矢野アカデミー

バンクーバー新報投稿エッセイ

外から見る日本語 145


☆ 「ひとり、ふたり、次は・・・?

ここは中華レストラン、1年ほど前に日本語教師養成講座を受講した若手の
卒業生とランチを食べに入った。彼曰く「ここのチャーハン、とても美味しいですよ、お腹が空いているので、僕は二人分食べます」である。

そして早速この「二人分」の読み方が話題になった。「ふたりぶん」か「ににん
ぶん」か・・・、彼曰く「当然『ふたりぶん』ですよね」である。確かに「ににんぶん」は
聞きなれない。でも「二人前」の正式な読み方は「ににんまえ」である。「ふたりまえ」でもいいのだが、なぜ「分」と「前」で読み方が変わるのか、ややこしい。

しかし「三人分」と「三人前」はそんな問題は起こらない。これは「一人、二人、
三人、四人、五人」の読み方に原因がある。日本語教師として生徒に「人の数え方」を教えるときは、何も考えずに「ひとり、ふたり、さんにん、よにん、ごにん」と教え
ている。

しかしよく考えてみると、一人(ひとり)、二人(ふたり)は和語いわゆる日本式の
読み方であるが、三人(さんにん)からは漢語の「にん」の読み方である。なぜ
「ひとり」と「ふたり」だけ和語の読み方にするのか・・・、もしこんなこと日本語
上級者から質問されたら困ってしまうね、と彼と真顔で話し合った。彼はいま
日本語を教えている新米教師である。

確かに考えたことはなかったが、少し調べてみるとはるか昔は「ひとり、ふたり、
みたり、よたり、いつたり」のように全て和語で数えていたようである。そしてまた
当然漢語式の「いちにん、ににん、さんにん」もあったであろう。そしていつからか、
人の数え方は「ひとり、ふたり」だけ和語が残り、「さんにん」から後は全て漢語に
なって自然と定着したのであろう。なるほどである。

だから「一人」と「二人」はどっちを使うか、混乱を招くのは当然である。「二人」は
「ににん」も使い、「二人三脚」などがいい例である。そして「二人組」はどちらもOK
とされているようであるが、何となく使い分けている感じもする。二人組の強盗など
は「ににんぐみ」であるが、友達と二人組は「ふたりぐみ」のほうがいい感じ・・・。

でもなぜ「ひとり、ふたり」だけが和語なのか、確かに不思議である。和語は話し
言葉として馴染みやすかったのであろう。
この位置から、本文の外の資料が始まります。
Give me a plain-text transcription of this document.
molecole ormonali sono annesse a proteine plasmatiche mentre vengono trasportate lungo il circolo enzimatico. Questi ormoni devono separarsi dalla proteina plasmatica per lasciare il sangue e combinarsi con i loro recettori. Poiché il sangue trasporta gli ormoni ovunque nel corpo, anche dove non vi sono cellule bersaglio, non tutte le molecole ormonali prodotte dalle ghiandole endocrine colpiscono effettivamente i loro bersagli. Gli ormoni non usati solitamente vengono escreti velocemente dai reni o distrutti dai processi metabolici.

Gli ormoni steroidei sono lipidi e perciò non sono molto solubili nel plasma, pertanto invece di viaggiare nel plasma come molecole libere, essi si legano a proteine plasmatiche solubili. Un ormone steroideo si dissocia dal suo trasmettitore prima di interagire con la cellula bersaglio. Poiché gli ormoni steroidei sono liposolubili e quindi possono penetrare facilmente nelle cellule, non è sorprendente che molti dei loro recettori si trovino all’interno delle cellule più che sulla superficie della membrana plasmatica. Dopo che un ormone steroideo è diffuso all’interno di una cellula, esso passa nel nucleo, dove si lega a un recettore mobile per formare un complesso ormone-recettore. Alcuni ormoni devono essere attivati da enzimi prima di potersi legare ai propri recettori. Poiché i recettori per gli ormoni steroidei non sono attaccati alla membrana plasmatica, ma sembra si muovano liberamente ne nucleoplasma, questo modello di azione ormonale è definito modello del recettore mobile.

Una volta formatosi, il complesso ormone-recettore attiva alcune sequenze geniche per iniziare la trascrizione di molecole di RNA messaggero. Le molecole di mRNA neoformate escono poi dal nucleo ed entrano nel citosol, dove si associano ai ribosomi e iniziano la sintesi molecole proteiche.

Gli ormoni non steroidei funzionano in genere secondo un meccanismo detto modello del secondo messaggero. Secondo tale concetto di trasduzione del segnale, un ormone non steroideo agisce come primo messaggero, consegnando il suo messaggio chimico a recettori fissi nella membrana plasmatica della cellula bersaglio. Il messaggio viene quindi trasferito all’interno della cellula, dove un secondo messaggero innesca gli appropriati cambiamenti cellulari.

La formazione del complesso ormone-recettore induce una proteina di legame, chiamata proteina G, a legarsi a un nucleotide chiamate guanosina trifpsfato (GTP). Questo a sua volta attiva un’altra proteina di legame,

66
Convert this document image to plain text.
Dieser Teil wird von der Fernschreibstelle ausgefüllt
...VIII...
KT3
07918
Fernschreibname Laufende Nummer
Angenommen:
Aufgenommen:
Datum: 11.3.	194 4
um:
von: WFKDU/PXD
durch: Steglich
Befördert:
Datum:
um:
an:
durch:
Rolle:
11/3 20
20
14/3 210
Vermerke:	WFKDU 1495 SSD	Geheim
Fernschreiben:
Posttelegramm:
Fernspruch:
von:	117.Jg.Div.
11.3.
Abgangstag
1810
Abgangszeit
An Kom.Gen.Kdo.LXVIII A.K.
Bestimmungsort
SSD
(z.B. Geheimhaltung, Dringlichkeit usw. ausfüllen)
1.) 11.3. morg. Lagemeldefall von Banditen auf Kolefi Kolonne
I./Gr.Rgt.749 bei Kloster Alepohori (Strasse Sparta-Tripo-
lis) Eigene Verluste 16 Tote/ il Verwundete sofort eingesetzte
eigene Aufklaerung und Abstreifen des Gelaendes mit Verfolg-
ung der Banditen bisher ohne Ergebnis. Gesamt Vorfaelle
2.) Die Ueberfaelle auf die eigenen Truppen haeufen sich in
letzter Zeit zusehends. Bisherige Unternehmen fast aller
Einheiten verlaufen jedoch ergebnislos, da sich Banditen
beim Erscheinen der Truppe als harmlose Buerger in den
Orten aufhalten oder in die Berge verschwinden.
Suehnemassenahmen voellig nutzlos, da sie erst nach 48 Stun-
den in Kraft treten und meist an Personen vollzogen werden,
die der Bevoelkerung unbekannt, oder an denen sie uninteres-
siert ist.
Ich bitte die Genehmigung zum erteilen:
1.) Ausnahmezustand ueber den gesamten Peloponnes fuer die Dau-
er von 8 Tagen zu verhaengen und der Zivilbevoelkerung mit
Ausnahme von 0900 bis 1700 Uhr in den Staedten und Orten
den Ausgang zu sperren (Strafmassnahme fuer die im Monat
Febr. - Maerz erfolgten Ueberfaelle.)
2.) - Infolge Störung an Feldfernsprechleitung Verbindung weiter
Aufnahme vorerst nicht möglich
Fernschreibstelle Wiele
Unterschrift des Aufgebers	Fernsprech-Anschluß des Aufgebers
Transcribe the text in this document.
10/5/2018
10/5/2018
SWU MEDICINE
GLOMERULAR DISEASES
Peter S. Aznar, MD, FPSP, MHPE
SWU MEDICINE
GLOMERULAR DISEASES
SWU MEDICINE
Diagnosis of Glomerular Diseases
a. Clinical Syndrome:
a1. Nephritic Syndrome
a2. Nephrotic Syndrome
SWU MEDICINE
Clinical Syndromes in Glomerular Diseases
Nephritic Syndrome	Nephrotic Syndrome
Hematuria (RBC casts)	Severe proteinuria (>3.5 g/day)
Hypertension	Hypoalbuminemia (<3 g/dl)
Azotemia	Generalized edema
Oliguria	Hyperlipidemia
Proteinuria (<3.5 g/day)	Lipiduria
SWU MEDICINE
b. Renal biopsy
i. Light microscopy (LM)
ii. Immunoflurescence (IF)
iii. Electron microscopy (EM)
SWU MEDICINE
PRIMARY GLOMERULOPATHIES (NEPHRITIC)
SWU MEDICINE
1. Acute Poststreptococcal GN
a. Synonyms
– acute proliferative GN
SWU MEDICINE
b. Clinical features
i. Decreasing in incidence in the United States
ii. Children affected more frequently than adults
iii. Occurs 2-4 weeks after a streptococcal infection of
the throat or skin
特によく使う「ひとり」と「ふたり」は・・・。
確かに「ひとりぼっち」が「いちにんぼっち」では馴染めないし、「ふたりの秘密」も
「ににんの秘密」ではピンと来ない。でもいつかピンと来る時代が来るかも・・・。

言葉はその時代、時代の人々の感性や語感などによってどんどん変わっていく。彼曰く「言葉は生きているんですね」である。こんなことを話しながらのとても
有意義なランチであった。彼はすでに一人前の先生である。

ところでこの「一人前」の読み方は・・・。